The smallest trigger can bring it back. In this instance, it was the noise of pages adhering to one another when I reached for a weathered book that’s been sitting too close to the window. Such is the nature of humid conditions. I found myself hesitating for a long moment, pulling the pages apart one at a time, and in that stillness, his name reappeared unprompted.
There is something enigmatic about figures of such respect. Their presence is seldom seen in a literal manner. Or perhaps they are perceived only from afar, filtered through stories, recollections, half-remembered quotes which lack a definitive source. Regarding Tharmanay Kyaw Sayadaw, my understanding comes primarily from what is missing. A lack of showmanship, a lack of haste, and a lack of justification. And those absences say more than most words ever could.
I recall an occasion when I inquired about him. In an indirect and informal manner. Only an offhand query, no different from asking about the rain. The person nodded, smiled a little, and said something like, “Ah, Sayadaw… always so steady.” That was the extent of it, with no further detail. Initially, I experienced a touch of letdown. In hindsight, I see that reply as being flawless.
It’s mid-afternoon where I am. The light is dull, not golden, not dramatic. Just light. I have chosen to sit on the ground rather than the seat, without a specific motive. Perhaps my spine desired a different sort of challenge this morning. I keep pondering the idea of being steady and the rarity of that quality. We talk about wisdom a lot, but steadiness feels harder. One can appreciate wisdom from a great distance. Steadiness requires a presence that is maintained day in and day out.
Tharmanay Kyaw Sayadaw navigated a lifetime of constant change Transitions in power and culture, the slow wearing away and the sudden rise that characterizes the modern history of Burma.
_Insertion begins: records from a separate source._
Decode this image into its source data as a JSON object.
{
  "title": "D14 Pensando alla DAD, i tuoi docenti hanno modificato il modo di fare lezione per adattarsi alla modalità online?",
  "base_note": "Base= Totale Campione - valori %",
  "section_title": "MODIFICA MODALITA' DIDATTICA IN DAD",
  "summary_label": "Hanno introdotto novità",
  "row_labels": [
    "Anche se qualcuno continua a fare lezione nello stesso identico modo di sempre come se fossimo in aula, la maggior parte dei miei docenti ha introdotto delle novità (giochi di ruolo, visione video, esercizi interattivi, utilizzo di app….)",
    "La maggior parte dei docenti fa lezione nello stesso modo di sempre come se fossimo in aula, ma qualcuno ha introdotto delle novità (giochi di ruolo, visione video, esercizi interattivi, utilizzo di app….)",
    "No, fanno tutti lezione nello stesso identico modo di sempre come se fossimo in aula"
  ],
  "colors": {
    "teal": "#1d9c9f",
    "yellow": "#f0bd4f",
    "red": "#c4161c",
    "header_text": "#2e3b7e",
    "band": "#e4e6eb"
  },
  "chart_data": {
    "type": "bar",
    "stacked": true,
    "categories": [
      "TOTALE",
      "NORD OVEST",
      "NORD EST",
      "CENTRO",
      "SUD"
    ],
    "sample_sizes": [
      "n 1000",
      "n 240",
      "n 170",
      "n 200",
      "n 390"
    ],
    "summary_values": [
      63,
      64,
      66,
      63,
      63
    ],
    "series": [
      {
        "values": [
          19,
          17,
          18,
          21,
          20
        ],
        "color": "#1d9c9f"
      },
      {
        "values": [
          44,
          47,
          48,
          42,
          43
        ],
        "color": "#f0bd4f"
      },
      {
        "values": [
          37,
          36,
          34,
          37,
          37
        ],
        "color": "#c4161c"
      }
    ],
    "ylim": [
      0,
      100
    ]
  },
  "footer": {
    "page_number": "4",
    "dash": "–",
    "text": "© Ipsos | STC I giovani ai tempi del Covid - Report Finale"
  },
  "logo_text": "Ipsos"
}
And still, when he is the subject of conversation, people don't dwell on his beliefs or stances. They talk about consistency. As if he were a permanent landmark that stayed still while the environment fluctuated. It is hard to grasp how he avoided rigidity while staying so firm. Achieving that equilibrium seems nearly unachievable.
I frequently return to a specific, minor memory, though I can’t even be sure it really happened the way I remember it. A bhikkhu slowly and methodically adjusting his traditional robes, as if there was no other place he needed to be. That person may not have been Tharmanay Kyaw Sayadaw himself. Memory tends to merge separate figures over time. But the sense of the moment remained check here strong. That impression of not being hurried by external pressures.
I find myself questioning the personal toll of being such an individual. I do not mean in a grand way, but in the small details of each day. The quiet sacrifices that don’t look like sacrifices from the outside. Remaining silent when one could have spoken. Accepting that others may misunderstand you. Allowing people to see in you whatever they require I am unsure if he ever contemplated these issues. It could be that he didn't, and that may be the very heart of it.
My hands are now covered in dust from the old book. I remove the dust without much thought. Writing these words feels a bit unnecessary, and I mean that kindly. Not everything has to be useful. Sometimes, the simple act of acknowledgement is enough. that certain existences leave a lasting trace. never having sought to explain their own nature. Tharmanay Kyaw Sayadaw is such a figure in my eyes. An influence that is experienced rather than analyzed, as it should be.